Kähler, Carl Nikolaus - Auslegung der Epistel Pauli an die Kolosser in 36 Betrachtungen - 21. Betrachtung
Wer in einen Irrtum verfällt, der verfällt in viele. Es ist die Natur der Lüge, dass sie ihre Diener von einer Stufe zur andern immer tiefer hinabführt in das Reich der Finsternis. Wir haben davon ein warnendes Beispiel an den Irrlehrern zu Kolossä. Sie wollten die Christen zurückführen unter das Joch des alttestamentlichen Gesetzes. Damit waren nun noch andere Irrtümer verbunden, durch die sie ebenfalls den Christen gefährlich wurden.
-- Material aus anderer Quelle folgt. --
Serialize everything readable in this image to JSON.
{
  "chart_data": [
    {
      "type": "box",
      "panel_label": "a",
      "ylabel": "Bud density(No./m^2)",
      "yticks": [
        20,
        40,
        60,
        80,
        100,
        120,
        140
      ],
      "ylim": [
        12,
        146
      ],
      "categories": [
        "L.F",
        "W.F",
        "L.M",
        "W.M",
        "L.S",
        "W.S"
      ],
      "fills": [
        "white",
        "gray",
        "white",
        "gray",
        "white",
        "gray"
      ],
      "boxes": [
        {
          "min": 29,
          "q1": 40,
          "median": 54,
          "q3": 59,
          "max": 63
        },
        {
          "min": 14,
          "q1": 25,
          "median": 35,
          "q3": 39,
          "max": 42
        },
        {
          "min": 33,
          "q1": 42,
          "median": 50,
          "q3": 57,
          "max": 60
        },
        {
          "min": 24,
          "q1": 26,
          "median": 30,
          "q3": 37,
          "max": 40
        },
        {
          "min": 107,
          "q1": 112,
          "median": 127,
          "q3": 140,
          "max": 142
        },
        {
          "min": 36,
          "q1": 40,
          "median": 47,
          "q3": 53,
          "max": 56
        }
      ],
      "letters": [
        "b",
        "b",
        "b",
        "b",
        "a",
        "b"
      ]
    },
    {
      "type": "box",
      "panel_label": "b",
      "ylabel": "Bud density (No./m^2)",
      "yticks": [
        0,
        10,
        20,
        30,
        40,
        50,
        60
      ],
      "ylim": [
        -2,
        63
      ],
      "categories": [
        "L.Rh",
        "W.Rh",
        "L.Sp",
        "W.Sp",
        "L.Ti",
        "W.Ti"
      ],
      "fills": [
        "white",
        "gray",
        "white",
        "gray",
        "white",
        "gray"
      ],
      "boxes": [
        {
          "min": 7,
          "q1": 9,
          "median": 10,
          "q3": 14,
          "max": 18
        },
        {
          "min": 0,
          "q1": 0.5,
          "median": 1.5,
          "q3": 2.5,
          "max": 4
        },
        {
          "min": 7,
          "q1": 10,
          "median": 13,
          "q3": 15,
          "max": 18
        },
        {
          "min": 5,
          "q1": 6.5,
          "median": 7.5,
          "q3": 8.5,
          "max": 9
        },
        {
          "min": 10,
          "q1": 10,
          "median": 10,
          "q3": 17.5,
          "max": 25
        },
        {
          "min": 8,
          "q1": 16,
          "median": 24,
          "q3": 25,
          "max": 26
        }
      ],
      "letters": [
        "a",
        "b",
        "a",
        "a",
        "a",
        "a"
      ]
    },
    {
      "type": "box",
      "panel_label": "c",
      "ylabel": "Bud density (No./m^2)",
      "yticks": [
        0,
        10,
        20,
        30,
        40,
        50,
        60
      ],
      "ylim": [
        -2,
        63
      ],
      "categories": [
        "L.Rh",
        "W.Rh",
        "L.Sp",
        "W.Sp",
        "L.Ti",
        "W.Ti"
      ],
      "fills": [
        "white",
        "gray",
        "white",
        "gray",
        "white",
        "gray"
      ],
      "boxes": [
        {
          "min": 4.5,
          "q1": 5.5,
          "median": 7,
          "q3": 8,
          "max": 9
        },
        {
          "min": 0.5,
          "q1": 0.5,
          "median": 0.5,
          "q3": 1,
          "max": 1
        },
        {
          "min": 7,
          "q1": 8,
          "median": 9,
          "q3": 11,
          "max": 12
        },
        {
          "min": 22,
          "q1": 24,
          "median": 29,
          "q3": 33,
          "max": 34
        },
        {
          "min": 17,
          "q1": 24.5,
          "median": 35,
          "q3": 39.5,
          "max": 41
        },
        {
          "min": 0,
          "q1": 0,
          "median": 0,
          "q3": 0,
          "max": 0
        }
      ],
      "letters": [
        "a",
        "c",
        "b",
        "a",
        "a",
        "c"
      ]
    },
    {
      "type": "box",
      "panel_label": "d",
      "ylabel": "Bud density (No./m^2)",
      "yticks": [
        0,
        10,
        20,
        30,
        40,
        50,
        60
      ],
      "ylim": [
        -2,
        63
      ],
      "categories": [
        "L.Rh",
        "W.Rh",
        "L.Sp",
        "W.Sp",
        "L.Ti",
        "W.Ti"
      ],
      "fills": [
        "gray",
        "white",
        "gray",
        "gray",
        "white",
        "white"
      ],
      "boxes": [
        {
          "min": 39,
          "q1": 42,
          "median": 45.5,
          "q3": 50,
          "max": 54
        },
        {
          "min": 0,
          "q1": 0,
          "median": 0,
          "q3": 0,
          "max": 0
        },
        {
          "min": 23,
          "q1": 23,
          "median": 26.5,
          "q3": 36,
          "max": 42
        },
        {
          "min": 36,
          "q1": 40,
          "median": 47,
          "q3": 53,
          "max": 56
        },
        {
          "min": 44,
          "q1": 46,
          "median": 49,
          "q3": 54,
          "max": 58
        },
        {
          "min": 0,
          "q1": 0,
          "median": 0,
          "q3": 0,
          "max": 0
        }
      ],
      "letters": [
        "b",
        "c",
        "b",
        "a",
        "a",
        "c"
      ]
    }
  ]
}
Einen dieser Irrtümer erwähnt der Apostel in den nachfolgenden Worten.
Kap. 2, 18. 19: Lasst euch niemand das Ziel verrücken, der nach eigener Wahl einher geht, in Demut und Geistlichkeit der Engel, des er nie keins gesehen hat, und ist ohne Sache aufgeblasen in seinem fleischlichen Sinn, und hält sich nicht an dem Haupt, aus welchem der ganze Leib durch Gelenke und Fugen Handreichung empfängt, und aneinander sich enthält, und also wächst zur göttlichen Größe.
Es ist der Engeldienst, wovor der Apostel
1.) warnt, und dann
2.) seine Warnung begründet, indem er hinweist auf die Unwissenheit, den Hochmut und die Verleugnung Christi, die mit jenem Dienste verbunden sind.
1.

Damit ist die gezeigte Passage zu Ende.